The first was an event he called “My Dad vs. the Steer.”
Mr. Poole and his brothers were loading cattle onto a truck to help their father, who at the time was recovering from triple bypass surgery. A half-ton steer kept getting away, so he told his sons to get out of the way. His dad approached the animal and convinced it to cooperate. The beast backed up onto the truck.
The second incident was “The Phone Call.”
In his late 20s, Mr. Poole came out about being gay in phone calls with his mother, brothers, and sister one evening, but not with his father. Then his father called him at 7 the next morning and talked about the farm, the cattle, and other everyday things.
After talking for an hour, his dad told him, “I want you to know there’s nothing wrong with my boy.”
“Twice, I underestimated my father,” said Mr. Poole, now age 52. The lesson: “Never underestimate anyone.”
He shared these stories and leadership lessons in the UT Southwestern Pride Month Signature Event, “Pride in Leadership.”
“As a gay man, I’ve never talked in front of a group about leadership and shared my story,” said Mr. Poole, also Vice President of Information Resources.
He talked about growing up in Belle Glade, a small farming town in southeast Florida, and described the stages of his life as “blissful,” “different,” “epiphany,” “guarded,” and filled with “acceptance.”

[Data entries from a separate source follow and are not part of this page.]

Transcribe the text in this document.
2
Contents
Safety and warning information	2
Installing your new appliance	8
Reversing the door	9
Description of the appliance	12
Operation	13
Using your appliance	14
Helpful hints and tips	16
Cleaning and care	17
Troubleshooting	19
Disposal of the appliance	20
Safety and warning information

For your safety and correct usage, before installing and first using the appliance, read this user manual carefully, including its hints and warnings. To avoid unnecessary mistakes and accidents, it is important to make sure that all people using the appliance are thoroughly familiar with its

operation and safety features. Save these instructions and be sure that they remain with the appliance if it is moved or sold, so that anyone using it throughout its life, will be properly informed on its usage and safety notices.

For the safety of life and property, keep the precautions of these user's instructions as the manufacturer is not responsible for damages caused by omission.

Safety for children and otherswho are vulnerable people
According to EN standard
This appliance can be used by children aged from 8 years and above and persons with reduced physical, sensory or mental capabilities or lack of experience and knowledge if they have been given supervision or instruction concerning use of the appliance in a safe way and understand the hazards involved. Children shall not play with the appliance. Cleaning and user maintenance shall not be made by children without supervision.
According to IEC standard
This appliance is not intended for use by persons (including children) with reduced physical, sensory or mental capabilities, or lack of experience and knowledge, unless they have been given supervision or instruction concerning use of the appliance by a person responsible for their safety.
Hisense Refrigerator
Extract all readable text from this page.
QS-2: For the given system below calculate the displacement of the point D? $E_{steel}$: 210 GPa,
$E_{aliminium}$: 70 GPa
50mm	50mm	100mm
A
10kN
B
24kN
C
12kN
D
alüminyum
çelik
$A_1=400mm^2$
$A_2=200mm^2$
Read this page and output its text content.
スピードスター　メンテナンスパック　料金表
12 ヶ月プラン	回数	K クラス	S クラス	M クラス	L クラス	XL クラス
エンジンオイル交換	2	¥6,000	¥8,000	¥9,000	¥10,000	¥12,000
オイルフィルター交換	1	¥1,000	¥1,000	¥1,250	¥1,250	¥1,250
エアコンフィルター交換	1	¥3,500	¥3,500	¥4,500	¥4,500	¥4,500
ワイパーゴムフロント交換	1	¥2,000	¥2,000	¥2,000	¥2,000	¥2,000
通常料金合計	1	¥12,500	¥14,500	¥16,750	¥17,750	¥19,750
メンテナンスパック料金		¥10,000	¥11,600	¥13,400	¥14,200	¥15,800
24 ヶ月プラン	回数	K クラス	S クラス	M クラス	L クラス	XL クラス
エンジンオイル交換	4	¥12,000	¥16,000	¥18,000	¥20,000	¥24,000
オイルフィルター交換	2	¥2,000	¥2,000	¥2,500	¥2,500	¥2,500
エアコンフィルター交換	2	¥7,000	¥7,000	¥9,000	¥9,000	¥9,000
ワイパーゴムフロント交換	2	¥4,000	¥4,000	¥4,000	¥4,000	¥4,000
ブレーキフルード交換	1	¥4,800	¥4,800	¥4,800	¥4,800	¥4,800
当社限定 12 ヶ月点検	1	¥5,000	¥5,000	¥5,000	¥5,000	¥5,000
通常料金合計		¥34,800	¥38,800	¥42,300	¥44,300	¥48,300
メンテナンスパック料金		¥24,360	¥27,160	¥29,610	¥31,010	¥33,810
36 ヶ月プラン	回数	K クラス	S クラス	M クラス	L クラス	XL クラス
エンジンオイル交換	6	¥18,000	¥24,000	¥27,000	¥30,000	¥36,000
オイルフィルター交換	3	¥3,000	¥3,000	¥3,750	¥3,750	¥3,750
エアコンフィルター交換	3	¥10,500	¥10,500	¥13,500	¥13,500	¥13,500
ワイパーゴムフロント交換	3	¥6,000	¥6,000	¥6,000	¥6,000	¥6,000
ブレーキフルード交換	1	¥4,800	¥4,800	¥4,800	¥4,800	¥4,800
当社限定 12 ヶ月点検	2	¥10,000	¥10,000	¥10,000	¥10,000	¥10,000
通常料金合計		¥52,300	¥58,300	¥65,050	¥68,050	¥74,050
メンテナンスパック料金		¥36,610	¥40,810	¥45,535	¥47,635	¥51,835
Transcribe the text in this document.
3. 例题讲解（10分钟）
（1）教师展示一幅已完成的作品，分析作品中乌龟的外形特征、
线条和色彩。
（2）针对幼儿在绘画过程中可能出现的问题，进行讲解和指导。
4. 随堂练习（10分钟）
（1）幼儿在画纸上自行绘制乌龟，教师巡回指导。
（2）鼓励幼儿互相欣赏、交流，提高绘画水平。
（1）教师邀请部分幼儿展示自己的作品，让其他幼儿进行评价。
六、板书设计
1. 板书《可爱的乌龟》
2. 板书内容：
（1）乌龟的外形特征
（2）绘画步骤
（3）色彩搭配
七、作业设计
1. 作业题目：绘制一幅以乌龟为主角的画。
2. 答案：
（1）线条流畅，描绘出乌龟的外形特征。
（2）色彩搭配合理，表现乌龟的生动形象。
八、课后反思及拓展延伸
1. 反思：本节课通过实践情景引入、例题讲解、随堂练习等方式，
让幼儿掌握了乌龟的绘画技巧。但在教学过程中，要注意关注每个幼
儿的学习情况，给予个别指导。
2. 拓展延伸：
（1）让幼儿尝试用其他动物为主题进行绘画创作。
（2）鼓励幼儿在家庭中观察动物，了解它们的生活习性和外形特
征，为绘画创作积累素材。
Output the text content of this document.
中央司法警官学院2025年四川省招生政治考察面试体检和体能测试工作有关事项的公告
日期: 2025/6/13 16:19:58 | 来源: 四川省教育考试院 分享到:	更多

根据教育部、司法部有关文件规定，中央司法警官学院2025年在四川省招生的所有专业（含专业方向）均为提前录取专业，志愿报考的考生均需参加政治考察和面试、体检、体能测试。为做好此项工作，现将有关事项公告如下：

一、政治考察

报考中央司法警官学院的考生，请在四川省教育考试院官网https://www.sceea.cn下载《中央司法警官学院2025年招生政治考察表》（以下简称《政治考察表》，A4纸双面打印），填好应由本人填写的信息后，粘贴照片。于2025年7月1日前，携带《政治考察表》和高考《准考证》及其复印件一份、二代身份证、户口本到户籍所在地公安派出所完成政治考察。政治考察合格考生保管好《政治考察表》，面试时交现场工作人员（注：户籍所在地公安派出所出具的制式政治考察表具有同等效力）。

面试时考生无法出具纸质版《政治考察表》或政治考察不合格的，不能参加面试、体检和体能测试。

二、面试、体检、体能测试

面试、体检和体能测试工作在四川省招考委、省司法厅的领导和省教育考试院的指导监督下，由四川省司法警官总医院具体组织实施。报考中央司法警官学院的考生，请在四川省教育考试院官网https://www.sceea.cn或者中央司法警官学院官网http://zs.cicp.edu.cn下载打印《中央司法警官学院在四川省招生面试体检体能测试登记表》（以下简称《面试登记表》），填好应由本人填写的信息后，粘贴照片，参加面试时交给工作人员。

His father was the earliest source of these lessons, including the next: “Pick up the trash,” which he recalled his dad saying when they were walking in the yard together once. His dad pointed out garbage, and asked, “You can’t see that it needs to be picked up? Have a little pride in what’s yours.”
“I tell my teams that if you see a problem, don’t wait for me to tell you there’s one,” Mr. Poole said. “Take the initiative to solve it.”
The third lesson came from being a child in the 1980s, when AIDS was first identified. In 1985, his small hometown had the highest rate of AIDS in the nation, with 37 cases in a population of 20,000 – 51 times higher than the national average at the time.
“It pushed me deeper into my guarded phase,” he said. “I thought I was going to breathe and catch AIDS. Yet as slow as it took to get treatments, and as high as the mortality has been, “there’s always a solution,” he said.
Mr. Poole came across lesson number four, the best leaders are self-aware, when he developed a group of friends who supported him, reinforced that he had value, and taught him to say the hardest words: “I’m gay.”
Self-awareness is the first step in emotional intelligence, which is vital for leadership, he said. Which led to his final lesson – be a role model – from when he was Chief Information Officer for the University of Colorado Anschutz Medical Campus, where he had moved to be with his husband, whom he married in 2018.
Mr. Poole said he hadn’t come out as a gay man at work, so he was worried when the Chief Business Officer, who was also gay with a husband, invited him to a fundraising event and said, “You will be there, and you will bring him!”
After having a good time at the event, Mr. Poole learned he could be fully himself on the job, “because of his unwillingness to let me be in that guarded state at work,” he said.
What he took from that episode was to “embrace your responsibility to inspire others,” Mr. Poole said.
During a question-and-answer session following the talk, Mr. Poole was asked advice for those who wish to be allies. He said that when he applied to work at UT Southwestern, an administrator asked him if there was anything he wanted to share in advance of a thorough background check. Mr. Poole then asked if there would be any problem that he was married to a man.
“The administrator chuckled and said, ‘Is that all you’ve got?’” Mr. Poole recalled. “It gives me hope.”